Le chef du Parti conservateur du Québec Éric Duhaime, lui, ne cache pas son désir d'aider les jeunes à vouloir fonder une famille. Il a déjà promis des baisses d’impôt historiques dès la naissance d’un enfant.
Comme nation, on est menacés et je pense qu'on a comme devoir de faciliter la vie à celles et ceux qui veulent peupler le Québec. Ces politiques-là peuvent contribuer à ce que les jeunes prennent la décision d'avoir un enfant.

Éric Duhaime, lors d'une conférence de presse, jeudi.
Photo : Radio-Canada
Du côté du Parti québécois, qui fera des propositions en matière de famille plus tard dans la campagne, sa position est plutôt de déplorer l'écart entre le nombre d'enfants souhaités et le nombre réel de naissances.
Ce que nous voulons, c'est de renverser cette tendance en s’attaquant aux obstacles qui empêchent les familles de réaliser leurs projets, a déclaré le député sortant et candidat dans Arthabaska, Alex Boissonneault, en juin dernier.
Le Parti Québécois s’engagera dans plusieurs mesures fortes pour soutenir nos familles et ceux qui ont ce projet, notamment au niveau du coût de la vie, du logement, des services et de la fertilité.

Le chef du PQ a publié une photo avec sa conjointe et ses trois enfants, lors d'une pause de la campagne, le 30 août.
Photo : Paul St-Pierre Plamondon/Facebook
Le Parti libéral du Québec présentera aussi ses propositions en matière de famille plus tard durant la campagne. Il pourrait proposer des mesures pour favoriser la natalité.
Quant à Québec solidaire, le parti rejette toute proposition nataliste. Il propose d'augmenter les prestations du Régime québécois d’assurance parentale (RQAP) et de doubler le nombre de congés pour le deuxième parent.
La première ministre sortante rejette aussi l'idée d'inciter à faire des enfants. Elle propose plutôt d'alléger le poids financier pour les familles.
La CAQ propose de bonifier de deux semaines le congé de paternité et d'offrir 1000 $ dans le Régime enregistré d’épargne-études de chaque enfant qui naîtra au Québec.
On n'a pas de politique nataliste en tant que telle. Nous, on veut aider les familles. [...] Si ça incite certaines personnes à avoir d'autres enfants, tant mieux, mais ce n'est pas l'objectif.

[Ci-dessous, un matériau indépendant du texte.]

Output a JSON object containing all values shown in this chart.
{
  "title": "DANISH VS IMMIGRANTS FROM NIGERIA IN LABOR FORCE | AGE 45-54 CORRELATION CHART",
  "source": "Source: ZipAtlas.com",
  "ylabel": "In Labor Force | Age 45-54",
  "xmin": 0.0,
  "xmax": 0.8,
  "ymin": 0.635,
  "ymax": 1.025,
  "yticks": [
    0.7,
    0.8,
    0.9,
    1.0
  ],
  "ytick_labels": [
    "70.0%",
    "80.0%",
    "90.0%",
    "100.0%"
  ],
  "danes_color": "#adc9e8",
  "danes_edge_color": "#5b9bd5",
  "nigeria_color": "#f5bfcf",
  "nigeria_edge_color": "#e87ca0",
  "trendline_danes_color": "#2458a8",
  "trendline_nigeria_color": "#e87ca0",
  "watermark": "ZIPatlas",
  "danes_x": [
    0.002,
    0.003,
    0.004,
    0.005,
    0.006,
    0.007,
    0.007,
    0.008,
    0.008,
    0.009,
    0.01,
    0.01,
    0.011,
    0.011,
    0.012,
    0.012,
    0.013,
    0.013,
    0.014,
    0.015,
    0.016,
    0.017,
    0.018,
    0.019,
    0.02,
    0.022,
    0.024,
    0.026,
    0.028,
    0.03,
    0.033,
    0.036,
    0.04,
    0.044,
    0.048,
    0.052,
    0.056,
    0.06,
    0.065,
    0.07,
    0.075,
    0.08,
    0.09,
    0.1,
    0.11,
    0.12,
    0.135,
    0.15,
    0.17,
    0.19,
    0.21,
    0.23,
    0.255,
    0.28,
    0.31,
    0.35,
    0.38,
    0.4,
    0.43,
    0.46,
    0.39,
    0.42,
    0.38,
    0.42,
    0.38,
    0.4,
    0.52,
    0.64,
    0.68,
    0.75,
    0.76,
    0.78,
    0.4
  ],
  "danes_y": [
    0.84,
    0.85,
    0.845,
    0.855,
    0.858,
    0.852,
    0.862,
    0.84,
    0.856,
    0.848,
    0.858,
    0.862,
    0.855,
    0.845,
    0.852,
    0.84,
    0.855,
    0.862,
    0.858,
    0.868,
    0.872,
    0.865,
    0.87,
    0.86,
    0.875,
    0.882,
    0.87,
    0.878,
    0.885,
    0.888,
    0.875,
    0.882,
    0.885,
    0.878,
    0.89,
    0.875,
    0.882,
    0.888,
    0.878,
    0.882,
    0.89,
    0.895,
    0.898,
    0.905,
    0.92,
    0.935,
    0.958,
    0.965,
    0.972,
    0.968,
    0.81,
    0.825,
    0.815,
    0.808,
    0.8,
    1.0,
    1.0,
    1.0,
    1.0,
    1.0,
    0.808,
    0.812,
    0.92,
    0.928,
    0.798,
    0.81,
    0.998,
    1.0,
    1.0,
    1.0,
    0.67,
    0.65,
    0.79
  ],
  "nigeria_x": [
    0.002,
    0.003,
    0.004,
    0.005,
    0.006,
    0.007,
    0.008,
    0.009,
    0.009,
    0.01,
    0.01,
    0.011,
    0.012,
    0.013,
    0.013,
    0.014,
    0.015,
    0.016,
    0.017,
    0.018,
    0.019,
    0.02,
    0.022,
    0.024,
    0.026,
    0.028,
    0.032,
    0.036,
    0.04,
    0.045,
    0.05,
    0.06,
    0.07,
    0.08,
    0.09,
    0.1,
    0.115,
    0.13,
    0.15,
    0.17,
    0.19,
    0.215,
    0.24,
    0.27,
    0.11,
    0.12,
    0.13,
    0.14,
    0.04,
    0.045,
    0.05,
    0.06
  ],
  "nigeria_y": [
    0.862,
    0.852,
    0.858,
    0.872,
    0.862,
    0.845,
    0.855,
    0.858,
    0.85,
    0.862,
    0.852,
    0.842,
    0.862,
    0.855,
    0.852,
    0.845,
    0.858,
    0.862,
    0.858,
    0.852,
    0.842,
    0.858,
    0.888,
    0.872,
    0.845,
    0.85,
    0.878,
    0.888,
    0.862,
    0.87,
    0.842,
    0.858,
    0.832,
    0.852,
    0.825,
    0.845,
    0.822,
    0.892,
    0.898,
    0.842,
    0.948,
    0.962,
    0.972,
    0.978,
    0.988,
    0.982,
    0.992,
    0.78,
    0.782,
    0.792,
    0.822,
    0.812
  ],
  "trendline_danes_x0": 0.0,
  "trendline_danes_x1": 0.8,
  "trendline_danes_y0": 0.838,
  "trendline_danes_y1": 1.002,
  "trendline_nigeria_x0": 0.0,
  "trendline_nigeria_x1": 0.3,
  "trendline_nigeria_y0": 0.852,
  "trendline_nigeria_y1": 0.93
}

La cheffe de la Coalition avenir Québec, Christine Fréchette, le 1er septembre 2026.
Photo : La Presse canadienne / Christinne Muschi
Quelle est la proposition idéale?
En plus du chercheur Benoît Laplante de l'INRS, nous nous sommes entretenus avec Sophie Mathieu, professeure adjointe à l’École de politique appliquée à l'Université de Sherbrooke, experte de l’étude des mesures de soutien aux familles.
Nous avons demandé à chacun d'entre eux la première mesure qu'ils mettraient en place s'ils étaient à la tête du gouvernement.
Les deux nous ont répondu que les bébé-bonus ne fonctionnent pas et qu'il faut plutôt revaloriser le RQAP.
Le régime de base longue durée offre 70 % du salaire pour les sept premières semaines, puis 55 % pour les 25 autres semaines. C'est trop peu, selon Sophie Mathieu, les familles ne veulent pas s'appauvrir.
Il faut réussir à créer un environnement institutionnel qui fait en sorte que les couples n’ont plus peur de faire des enfants. Il ne faut plus que le fait d’avoir un enfant soit autant pénalisant au niveau financier, au niveau de la carrière.
Benoît Laplante ajoute que si le but de la mesure est de stimuler la fécondité, la seule chose qui aurait un effet au Québec, c'est le RQAP.
Il suggère d'augmenter la compensation, [...] car 55 %, c'est très discutable. De toute façon, à l'origine, ça ne devait pas être 55 %, mais 75 % pour tout le monde.
Les chercheurs rappellent que le RQAP est autofinancé par une cotisation dédiée, donc il n'en coûterait pas plus cher à l'État, au moment où la plupart des partis politiques en campagne cherchent à limiter les dépenses publiques.